The woman agreed she had not wanted to report the alleged incident.
Mr Devally suggested to her that had his client removed his trousers, as was her evidence, then she would have been able to describe a “large bandage” on the man’s thigh.
Mr Devally put it to her that the passenger seat, which she said “must have been pushed back” before the rape, is “bolted upright to the floor” in that model of vehicle.
He put it to her that her memory was “unreliable” and “much of it impossible”.
He said it was his client’s case that the complainant named the secluded location, asked him to pull the taxi over, had then initiated sex with him lying by his side in the driver’s seat.
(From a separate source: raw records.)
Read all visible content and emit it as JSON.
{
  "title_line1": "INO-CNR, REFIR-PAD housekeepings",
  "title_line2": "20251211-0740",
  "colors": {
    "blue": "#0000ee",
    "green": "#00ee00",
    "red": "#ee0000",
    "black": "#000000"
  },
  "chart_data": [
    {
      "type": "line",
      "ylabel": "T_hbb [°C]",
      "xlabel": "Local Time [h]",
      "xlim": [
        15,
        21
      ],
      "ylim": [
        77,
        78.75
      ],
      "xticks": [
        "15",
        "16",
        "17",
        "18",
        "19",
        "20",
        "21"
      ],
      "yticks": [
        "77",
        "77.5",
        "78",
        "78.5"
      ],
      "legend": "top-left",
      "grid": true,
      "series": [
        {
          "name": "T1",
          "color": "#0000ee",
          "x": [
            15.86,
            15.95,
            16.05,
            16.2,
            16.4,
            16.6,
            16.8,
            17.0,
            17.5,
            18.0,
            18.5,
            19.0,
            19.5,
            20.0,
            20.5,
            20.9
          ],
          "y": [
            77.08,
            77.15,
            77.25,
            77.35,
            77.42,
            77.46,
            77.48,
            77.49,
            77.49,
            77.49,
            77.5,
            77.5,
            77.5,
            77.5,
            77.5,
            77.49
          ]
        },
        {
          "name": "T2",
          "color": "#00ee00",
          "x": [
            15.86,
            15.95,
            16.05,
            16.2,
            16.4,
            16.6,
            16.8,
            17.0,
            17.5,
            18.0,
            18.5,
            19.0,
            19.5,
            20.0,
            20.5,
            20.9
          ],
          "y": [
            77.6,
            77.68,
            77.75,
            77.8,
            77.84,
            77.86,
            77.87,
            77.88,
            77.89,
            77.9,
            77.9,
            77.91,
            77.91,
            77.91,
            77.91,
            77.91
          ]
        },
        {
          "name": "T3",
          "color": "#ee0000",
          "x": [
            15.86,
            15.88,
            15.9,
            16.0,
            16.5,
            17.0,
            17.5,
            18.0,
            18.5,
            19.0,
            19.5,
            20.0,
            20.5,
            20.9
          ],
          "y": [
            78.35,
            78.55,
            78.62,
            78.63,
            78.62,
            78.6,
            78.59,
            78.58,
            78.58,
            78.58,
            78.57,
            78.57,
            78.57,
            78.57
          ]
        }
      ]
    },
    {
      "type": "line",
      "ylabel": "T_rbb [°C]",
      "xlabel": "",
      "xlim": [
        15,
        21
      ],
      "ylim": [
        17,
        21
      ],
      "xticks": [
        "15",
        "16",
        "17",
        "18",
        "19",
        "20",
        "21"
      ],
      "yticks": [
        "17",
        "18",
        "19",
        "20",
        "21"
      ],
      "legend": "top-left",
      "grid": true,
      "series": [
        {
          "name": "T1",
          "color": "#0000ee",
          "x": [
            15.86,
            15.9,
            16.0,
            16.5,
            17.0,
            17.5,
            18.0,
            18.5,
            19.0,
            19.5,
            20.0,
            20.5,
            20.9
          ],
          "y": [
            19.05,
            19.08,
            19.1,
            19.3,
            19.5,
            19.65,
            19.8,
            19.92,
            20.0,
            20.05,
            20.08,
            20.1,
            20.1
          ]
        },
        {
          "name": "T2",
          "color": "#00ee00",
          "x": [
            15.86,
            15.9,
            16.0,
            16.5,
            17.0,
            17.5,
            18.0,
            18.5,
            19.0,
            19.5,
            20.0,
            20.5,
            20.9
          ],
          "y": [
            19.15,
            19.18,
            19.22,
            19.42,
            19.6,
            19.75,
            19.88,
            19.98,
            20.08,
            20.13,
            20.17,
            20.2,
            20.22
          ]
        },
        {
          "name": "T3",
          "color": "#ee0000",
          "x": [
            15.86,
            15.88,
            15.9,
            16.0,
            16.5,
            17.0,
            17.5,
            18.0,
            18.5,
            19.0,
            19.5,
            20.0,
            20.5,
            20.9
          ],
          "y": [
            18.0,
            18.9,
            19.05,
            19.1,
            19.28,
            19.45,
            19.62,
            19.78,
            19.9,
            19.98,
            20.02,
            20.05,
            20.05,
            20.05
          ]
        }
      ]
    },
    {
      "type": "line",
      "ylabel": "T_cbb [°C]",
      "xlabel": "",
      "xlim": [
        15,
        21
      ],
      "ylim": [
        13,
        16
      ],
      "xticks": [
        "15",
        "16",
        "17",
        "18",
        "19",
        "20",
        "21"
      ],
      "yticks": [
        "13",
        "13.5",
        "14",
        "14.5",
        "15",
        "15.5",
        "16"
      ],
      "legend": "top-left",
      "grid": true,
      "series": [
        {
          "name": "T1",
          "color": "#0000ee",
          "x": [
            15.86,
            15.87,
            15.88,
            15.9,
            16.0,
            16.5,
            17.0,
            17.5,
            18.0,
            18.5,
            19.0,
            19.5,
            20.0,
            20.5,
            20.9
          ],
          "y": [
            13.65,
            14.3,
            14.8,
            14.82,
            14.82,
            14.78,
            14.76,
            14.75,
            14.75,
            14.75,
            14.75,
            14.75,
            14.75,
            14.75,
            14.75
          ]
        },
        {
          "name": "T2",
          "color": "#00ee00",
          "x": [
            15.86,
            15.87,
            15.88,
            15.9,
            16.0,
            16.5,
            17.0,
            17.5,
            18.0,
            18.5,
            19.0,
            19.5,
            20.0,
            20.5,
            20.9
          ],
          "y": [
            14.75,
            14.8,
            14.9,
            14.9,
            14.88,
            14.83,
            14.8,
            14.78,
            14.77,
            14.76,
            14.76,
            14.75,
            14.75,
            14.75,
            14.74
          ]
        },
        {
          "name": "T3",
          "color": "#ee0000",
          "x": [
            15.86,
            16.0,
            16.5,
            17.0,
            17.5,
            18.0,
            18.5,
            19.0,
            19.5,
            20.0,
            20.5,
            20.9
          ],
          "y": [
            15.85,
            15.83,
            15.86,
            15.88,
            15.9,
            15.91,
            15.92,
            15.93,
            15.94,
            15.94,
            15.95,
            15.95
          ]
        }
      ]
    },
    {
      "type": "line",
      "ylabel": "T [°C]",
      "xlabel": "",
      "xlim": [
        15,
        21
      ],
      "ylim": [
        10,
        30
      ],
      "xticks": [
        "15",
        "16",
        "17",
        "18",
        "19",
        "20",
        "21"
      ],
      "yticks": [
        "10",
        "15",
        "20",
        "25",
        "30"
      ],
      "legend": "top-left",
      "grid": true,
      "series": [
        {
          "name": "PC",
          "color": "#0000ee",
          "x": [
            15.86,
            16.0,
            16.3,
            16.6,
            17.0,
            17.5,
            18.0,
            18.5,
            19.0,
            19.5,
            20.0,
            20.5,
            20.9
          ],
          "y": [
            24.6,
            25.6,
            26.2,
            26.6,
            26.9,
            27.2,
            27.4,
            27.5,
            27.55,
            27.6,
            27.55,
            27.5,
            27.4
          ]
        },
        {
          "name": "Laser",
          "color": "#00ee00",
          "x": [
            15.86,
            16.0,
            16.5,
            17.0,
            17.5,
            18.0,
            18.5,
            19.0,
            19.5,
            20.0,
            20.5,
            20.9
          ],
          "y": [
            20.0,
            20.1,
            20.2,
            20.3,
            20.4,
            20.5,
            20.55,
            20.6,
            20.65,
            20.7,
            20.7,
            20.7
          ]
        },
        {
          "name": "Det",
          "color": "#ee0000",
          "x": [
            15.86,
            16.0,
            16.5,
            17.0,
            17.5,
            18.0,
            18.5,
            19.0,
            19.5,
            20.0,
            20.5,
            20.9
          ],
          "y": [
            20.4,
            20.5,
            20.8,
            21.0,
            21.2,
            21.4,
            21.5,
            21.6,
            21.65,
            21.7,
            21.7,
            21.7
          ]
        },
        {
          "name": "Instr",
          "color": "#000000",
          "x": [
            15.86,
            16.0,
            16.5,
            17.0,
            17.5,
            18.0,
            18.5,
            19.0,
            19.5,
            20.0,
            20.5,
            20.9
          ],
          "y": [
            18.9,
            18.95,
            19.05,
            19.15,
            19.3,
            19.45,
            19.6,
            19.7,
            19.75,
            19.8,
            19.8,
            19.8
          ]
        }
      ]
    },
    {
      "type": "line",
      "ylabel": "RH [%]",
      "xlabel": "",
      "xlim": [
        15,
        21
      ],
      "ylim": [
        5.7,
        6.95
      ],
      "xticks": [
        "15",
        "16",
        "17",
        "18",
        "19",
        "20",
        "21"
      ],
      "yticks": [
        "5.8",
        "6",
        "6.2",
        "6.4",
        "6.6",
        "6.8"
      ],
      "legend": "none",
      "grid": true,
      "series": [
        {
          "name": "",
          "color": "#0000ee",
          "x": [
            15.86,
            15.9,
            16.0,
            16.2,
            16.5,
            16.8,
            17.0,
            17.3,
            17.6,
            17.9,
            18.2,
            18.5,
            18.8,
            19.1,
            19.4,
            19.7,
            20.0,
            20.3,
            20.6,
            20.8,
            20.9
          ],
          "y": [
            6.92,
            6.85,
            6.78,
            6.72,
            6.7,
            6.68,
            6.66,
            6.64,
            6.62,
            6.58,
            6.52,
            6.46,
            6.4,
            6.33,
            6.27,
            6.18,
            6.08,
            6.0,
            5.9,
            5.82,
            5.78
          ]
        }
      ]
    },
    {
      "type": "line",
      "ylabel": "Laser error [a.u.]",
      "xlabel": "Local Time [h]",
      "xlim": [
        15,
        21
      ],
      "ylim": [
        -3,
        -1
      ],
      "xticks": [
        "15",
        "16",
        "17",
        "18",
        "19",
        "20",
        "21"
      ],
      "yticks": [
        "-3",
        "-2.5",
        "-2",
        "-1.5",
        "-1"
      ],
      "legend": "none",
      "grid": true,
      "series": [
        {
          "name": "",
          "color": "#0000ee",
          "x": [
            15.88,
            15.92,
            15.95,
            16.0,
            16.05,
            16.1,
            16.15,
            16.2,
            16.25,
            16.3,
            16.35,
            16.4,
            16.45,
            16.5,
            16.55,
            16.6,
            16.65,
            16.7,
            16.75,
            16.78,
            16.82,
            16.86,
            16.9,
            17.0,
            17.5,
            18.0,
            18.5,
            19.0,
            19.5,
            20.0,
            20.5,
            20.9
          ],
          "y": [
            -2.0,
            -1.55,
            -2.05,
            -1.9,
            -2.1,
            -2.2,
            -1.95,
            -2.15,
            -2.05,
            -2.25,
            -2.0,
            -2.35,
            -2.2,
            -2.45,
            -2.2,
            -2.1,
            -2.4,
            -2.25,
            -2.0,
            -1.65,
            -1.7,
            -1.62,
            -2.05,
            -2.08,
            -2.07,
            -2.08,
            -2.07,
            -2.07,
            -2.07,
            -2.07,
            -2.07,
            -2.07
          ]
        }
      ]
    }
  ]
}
The accused has pleaded not guilty at the Central Criminal Court to two counts of rape and sexual assault after picking the woman up in his cab a short distance from a nightclub in the early hours of October 17, 2007
Mr Devally suggested that his client gave the complainant oral sex twice, once before and after he entered her “briefly”, because he had difficulty sustaining erection.
The complainant agreed that she first mentioned the man giving her oral sex in her second garda statement almost a month after the alleged incident.
She agreed that at the time she was new to socialising with alcohol and that she had a difficulty coping with it, it made her behave “out of character” and that it affected her memory.
Mr Devally suggested that on that particular night after the club, she was “very bubbly” in the taxi, “utterly unlike how we see you today”.
He suggested that she only noticed the taxi driver’s wedding band as she was sobering up at the end of the return journey and that she then said: “You’re married, you b**tard.”
Mr Devally put it to her that she had texted her friend about not knowing the source of scrapes on her back after a medical examination organised by investigating gardaí.
Mr Devally asked her why she did not tell this to the doctor as she was being examined. The complainant replied that she did not know.
The trial continues before Mr Justice Patrick McCarthy and a jury of eight men and four women.